Persistence in the Labor Market: The Effect of Early Career Labor Market Conditions on Future Job Prospects
Posted: 21 May 1998
Date Written: April 1996
This paper analyzes whether people who enter the labor market during economic downturns suffer a setback in their careers that can last indefinitely. I test whether recessions experienced in a person's state of birth between the ages of 16 and 25 have effects that persist at the individual level one to two decades after the fact. I find evidence that such adverse shocks do persist for many years after the fact. The paper contributes to three broad literatures. The first is concerned with persistence in female labor supply. The second attempts to measure scarring effects of unemployment and nonemployment on subsequent labor market outcomes. The third is broadly concerned with the distributional effects of recessions.
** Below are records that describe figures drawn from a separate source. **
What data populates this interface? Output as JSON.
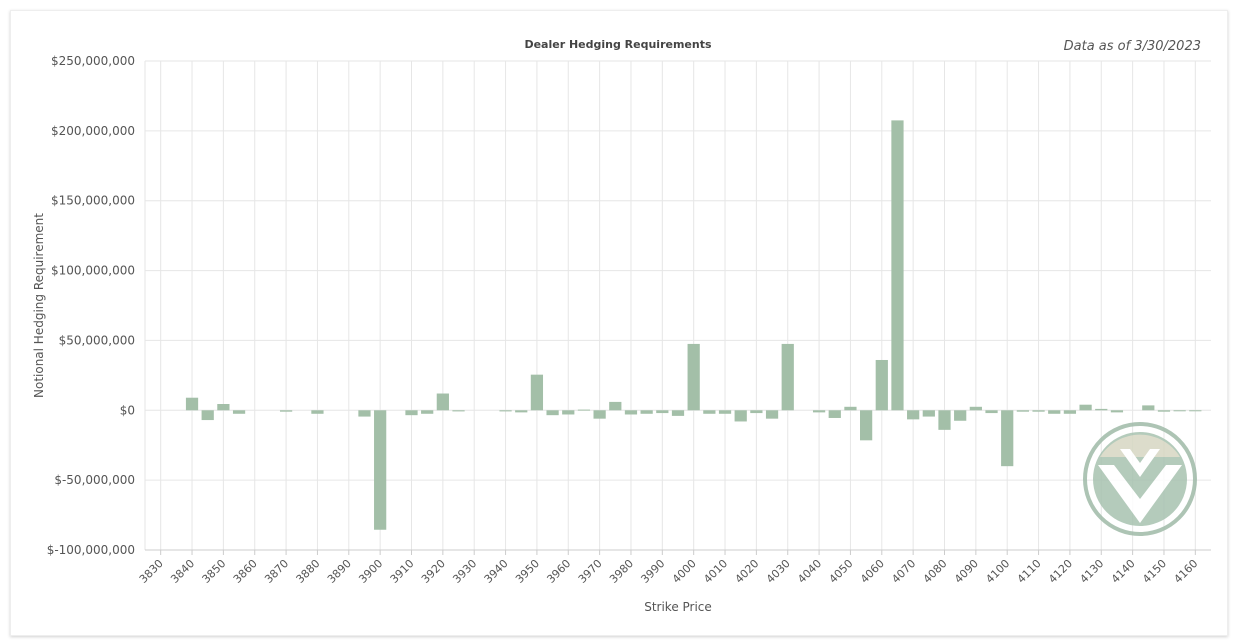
{
  "data_as_of": "Data as of 3/30/2023",
  "colors": {
    "bar": "#a3bfa8",
    "grid": "#e6e6e6",
    "text": "#555555"
  },
  "watermark": {
    "icon": "brand-logo-icon"
  },
  "chart_data": {
    "type": "bar",
    "title": "Dealer Hedging Requirements",
    "xlabel": "Strike Price",
    "ylabel": "Notional Hedging Requirement",
    "ylim": [
      -100000000,
      250000000
    ],
    "yticks": [
      250000000,
      200000000,
      150000000,
      100000000,
      50000000,
      0,
      -50000000,
      -100000000
    ],
    "ytick_labels": [
      "$250,000,000",
      "$200,000,000",
      "$150,000,000",
      "$100,000,000",
      "$50,000,000",
      "$0",
      "$-50,000,000",
      "$-100,000,000"
    ],
    "x_min": 3825,
    "x_max": 4165,
    "xticks": [
      3830,
      3840,
      3850,
      3860,
      3870,
      3880,
      3890,
      3900,
      3910,
      3920,
      3930,
      3940,
      3950,
      3960,
      3970,
      3980,
      3990,
      4000,
      4010,
      4020,
      4030,
      4040,
      4050,
      4060,
      4070,
      4080,
      4090,
      4100,
      4110,
      4120,
      4130,
      4140,
      4150,
      4160
    ],
    "grid": true,
    "legend": "none",
    "x": [
      3840,
      3845,
      3850,
      3855,
      3870,
      3880,
      3895,
      3900,
      3910,
      3915,
      3920,
      3925,
      3940,
      3945,
      3950,
      3955,
      3960,
      3965,
      3970,
      3975,
      3980,
      3985,
      3990,
      3995,
      4000,
      4005,
      4010,
      4015,
      4020,
      4025,
      4030,
      4040,
      4045,
      4050,
      4055,
      4060,
      4065,
      4070,
      4075,
      4080,
      4085,
      4090,
      4095,
      4100,
      4105,
      4110,
      4115,
      4120,
      4125,
      4130,
      4135,
      4145,
      4150,
      4155,
      4160
    ],
    "values": [
      9000000,
      -7000000,
      4500000,
      -2500000,
      -1000000,
      -2500000,
      -4500000,
      -85500000,
      -3500000,
      -2500000,
      12000000,
      -800000,
      -800000,
      -1500000,
      25500000,
      -3500000,
      -3000000,
      500000,
      -6000000,
      6000000,
      -3000000,
      -2500000,
      -2000000,
      -4000000,
      47500000,
      -2500000,
      -2500000,
      -8000000,
      -2000000,
      -6000000,
      47500000,
      -1500000,
      -5500000,
      2500000,
      -21500000,
      36000000,
      207500000,
      -6500000,
      -4500000,
      -14000000,
      -7500000,
      2500000,
      -2000000,
      -40000000,
      -1000000,
      -1000000,
      -2500000,
      -2500000,
      4000000,
      1000000,
      -1500000,
      3500000,
      -1000000,
      -500000,
      -500000
    ]
  }
}
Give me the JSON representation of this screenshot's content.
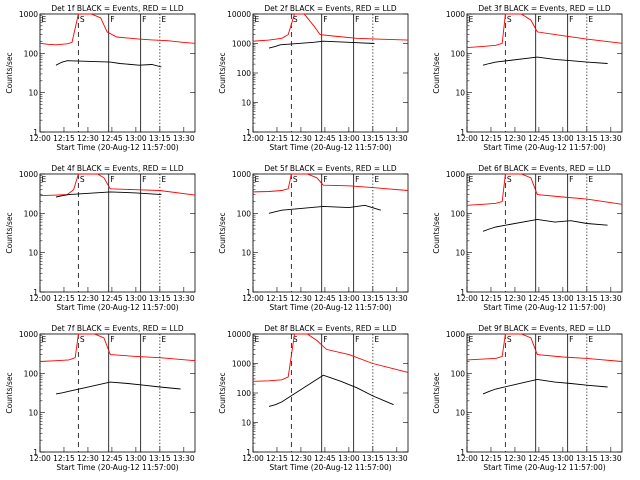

In each case fundamental identification problems are posed by measures of "external" factors that may not be truly exogenous to the individual worker. The use of labor market conditions from the state of birth at specific ages in this paper permits the identification of persistence effects that are free from such exogeneity concerns. I find that early-career recessions lead to lower employment rates/fewer weeks worked per year for white women, black women, and black men. The measured effects of a 3-4 year recession experienced before age 25 (frequently) persist until at least age forty, sometimes even later in life. The magnitudes range from 1 to 3 percent lower employment rates, and 1.5 to over 5 fewer weeks worked per year. Evidence of a persistence effect for wages is less clear. The wage estimates are probably biased by countercyclical removal of low wage workers from the employment statistics (creating an aggregation bias similar to that documented by Solon, et al., 1994). Regardless, even if the wage effect is taken to be zero on average, a zero wage effect coupled with a negative labor supply effect means a negative impact on earnings for white women, black women, and black men. Because white men show virtually no persistence effect for labor supply, their small estimated negative wage effect suggests a modest adverse shock to earnings as well. So the overall effect on earnings appears to be negative for all four groups of people.